Uluslararası derecelendirme kurumu Fitch, Türkiye'nin notunu Paraguay seviyesine indirdi. Gerekçe olarak, bankaların "tahsili imkânsız krediler oranının" yükselmesi gösteriliyor.
Bu indirim, inandırıcı değil. Çünkü Türkiye'nin ekonomik koşulları, Avrupa'daki pek çok ülkeden daha iyi.
Kredi notunda temel alınacak göstergelerin başında Maastricht kriteri gelir. Not düşürmek için öncelikle bu orana bakmak lazım.

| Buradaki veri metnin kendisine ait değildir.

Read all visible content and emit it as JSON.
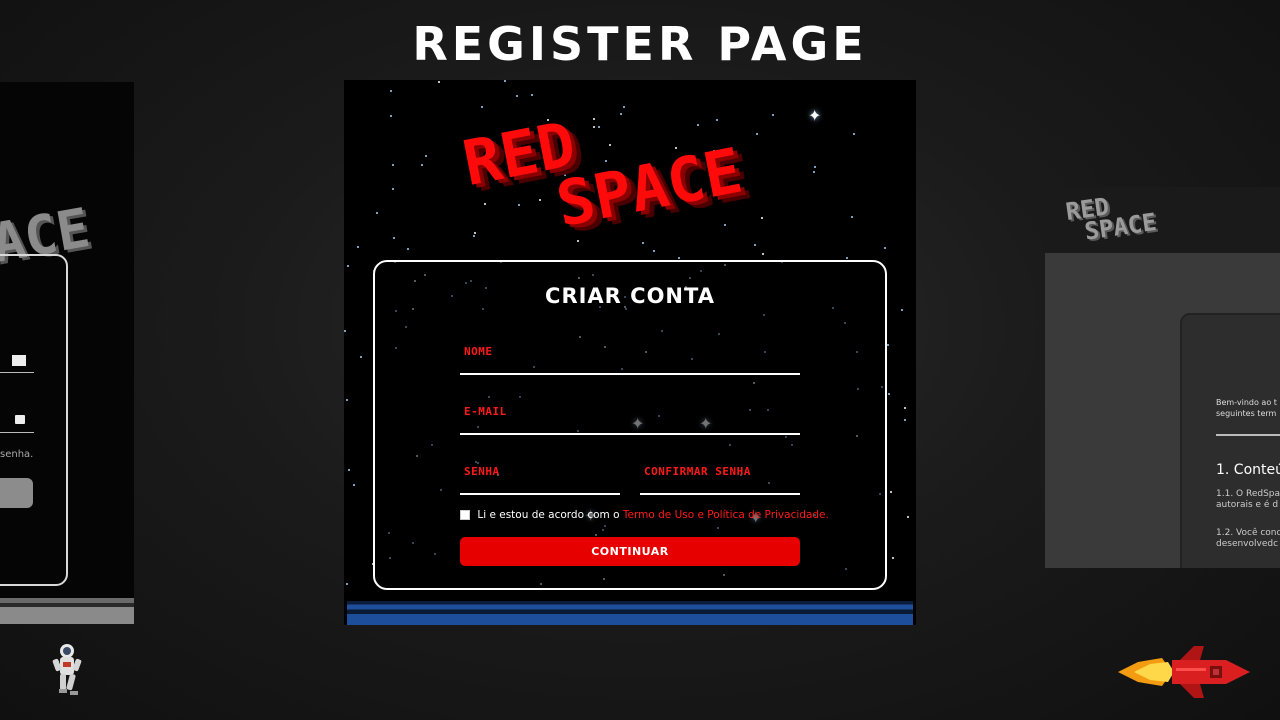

Fitch bu oranı göz ardı ediyor. Maastricht kriterine göre, devletin borcu ulusal hasılanın yüzde 60'ının altında olmak zorunda. Türkiye'de bu oran yüzde 35'dir. Avrupa'da, Maastricht kriterini tutturan ülke yok.
İkinci gösterge ekonomik büyüme oranıdır. Ekonomisi büyümeyen ülkeler, borcunu da ödeyemez. Aldıkları kredileri çarçur ederler. Büyüyen ekonomiler ise, borçlarını ödeyebilecek gücü elde ederler. 2017 yılında Türkiye yüzde 7,4 oranında büyüdü. Bu yıl ilk çeyrekte, aynı büyüme oranı devam ediyor. Büyüyen bir ekonominin kredi notunu düşürmek, ekonomi bilimi ile bağdaşmıyor.
Üçüncü gösterge Cari Açık’tır. Maalesef cari açık sorunumuz var. Bu yeni bir sorun değil. Tanzimat’tan beri devam ediyor. Türkiye cari açığını "doğrudan sermaye girişi" ile telafi ediyor. Fitch ise "doğrudan sermaye girişi" ile ilgilenmiyor. Finans kapitalin 'faiz yoluyla" para kazanması  peşinde.
Dördüncü gösterge "Bankaların tahsili imkânsız kredi oranlarındaki" artıştır. Kur artışı, döviz geliri olmayan, yabancı para üzerinden borçlu şirketlerin karlarını eritti. Sıkıntı var. Ancak bu sıkıntı, telafi edilebilir boyutta. Zira Türk bankalarının kaldıraç güçleri yüksek. Sermaye rasyoları 16 civarında seyrediyor. Avrupa'da bu oran 8 civarında. Optimal nokta 12’dir. Türk Bankaları, tahsili imkânsız krediler nedeniyle en fazla sermaye rasyosundan bir puan kaybedebilir. Belki 15’lere düşebilir. Avrupa'ya göre bu oran çok yüksek ve pozitif.
Fitch bunları biliyor. Ama gerekçe göstermekten de kaçınmıyor. Neden?
Nedeni belli. Amaç, Türkiye'nin risk primlerini (CDS’lerini) yükseltmektir. CDS’ler yükseldiği zaman, mevcut Türk EURO-BOND’ları değer kaybediyor. Bu piyasadan borçlanmak pahalı hale geliyor. Bankerler dolaylı olarak amaçlarını gerçekleştiriyor.
Farkında olmadıkları bir durum var. Türk ekonomisi büyüyor. Kredi almadan, ekonominin büyümesi onları rahatsız ediyor. Fakat büyümenin gerisinde, Türkiye'de yatırım yapan şirketler var. Bu şirketlerin “döner sermayeleri, sabit sermayelerine göre” yükseliyor. Kendi imkânları ile yatırımları gerçekleştiriyor.
Finans kesimini kullanarak, Türkiye'de siyasal güç elde etme döneminin kapandığını, bankerler bir türlü hazmedemiyor.